Mais tarde alguns dos fundadores do Impulso, com outros amigos, editaram um
novo fanzine, o BêDêZine, editado
pela Cooperativa de Comunicação e Cultura em Novembro de 1985, na sequência da
realização do primeiro, e também único, Salão de Banda Desenhada de Torres
Vedras. A capa desse número zero foi da autoria do consagrado autor nacional
Arlindo Fagundes e contou ainda com a colaboração de um histórico da BD
nacional, o José Ruy, este com um texto sobre a condição de autor de BD em
Portugal e um desenho original do capitão Batávias, personagem da sua obra Porto Bomvento.

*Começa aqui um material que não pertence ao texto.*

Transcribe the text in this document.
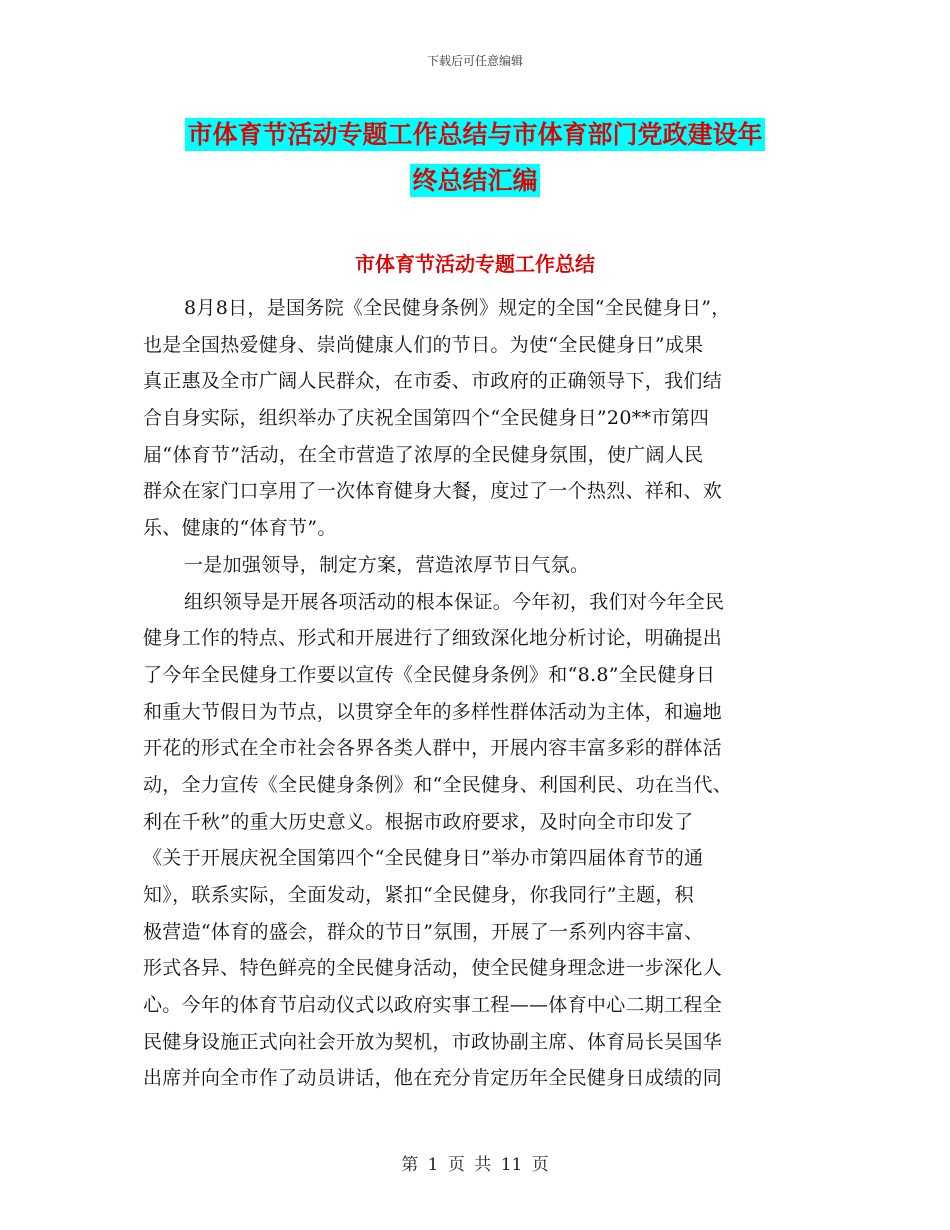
下载后可任意编辑
市体育节活动专题工作总结与市体育部门党政建设年
终总结汇编
市体育节活动专题工作总结
8月8日，是国务院《全民健身条例》规定的全国“全民健身日”，
也是全国热爱健身、崇尚健康人们的节日。为使“全民健身日”成果
真正惠及全市广阔人民群众，在市委、市政府的正确领导下，我们结
合自身实际，组织举办了庆祝全国第四个“全民健身日”20**市第四
届“体育节”活动，在全市营造了浓厚的全民健身氛围，使广阔人民
群众在家门口享用了一次体育健身大餐，度过了一个热烈、祥和、欢
乐、健康的“体育节”。
一是加强领导，制定方案，营造浓厚节日气氛。
组织领导是开展各项活动的根本保证。今年初，我们对今年全民
健身工作的特点、形式和开展进行了细致深化地分析讨论，明确提出
了今年全民健身工作要以宣传《全民健身条例》和“8.8”全民健身日
和重大节假日为节点，以贯穿全年的多样性群体活动为主体，和遍地
开花的形式在全市社会各界各类人群中，开展内容丰富多彩的群体活
动，全力宣传《全民健身条例》和“全民健身、利国利民、功在当代、
利在千秋”的重大历史意义。根据市政府要求，及时向全市印发了
《关于开展庆祝全国第四个“全民健身日”举办市第四届体育节的通
知》，联系实际，全面发动，紧扣“全民健身，你我同行”主题，积
极营造“体育的盛会，群众的节日”氛围，开展了一系列内容丰富、
形式各异、特色鲜亮的全民健身活动，使全民健身理念进一步深化人
心。今年的体育节启动仪式以政府实事工程——体育中心二期工程全
民健身设施正式向社会开放为契机，市政协副主席、体育局长吴国华
出席并向全市作了动员讲话，他在充分肯定历年全民健身日成绩的同
第 1 页 共 11 页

Alguns dos autores do Impulso e do BêDêzine
voltaram-se a encontrar na revista humorística O Barrete, publicada por ocasião do Carnaval de Torres de 1996 e
que durou até 2017, editada pela Associação de Defesa do Património e pelo
Espeleo Clube de Torres Vedras e financiada pela RadioOeste.
Exposição
comemorativa
Para comemorar o cinquentenário desse
projecto pioneiro, foi inaugurada, no passado dia 14 de Outubro, na Biblioteca
Municipal de Torres Vedras, uma EXPOSIÇÃO COMEMORATIVA DOS 50 ANOS DA FANZINE
IMPULSO, que pode ser visitada até 30 de Novembro, e onde se documenta a
história que aqui contámos. Na mesma ocasião foi editado um número especial
comemorativo do fanzine Impulso, com
o apoio da Câmara Municipal de Torres Vedras.
Espera-se, com esta iniciativa, que vai
tentar correr as escolas do concelho, fazer renascer, em termos locais, o
espirito do movimento dos fanzines, contribuindo, quem sabe, para a revelação
de novos talentos na Banda Desenhada.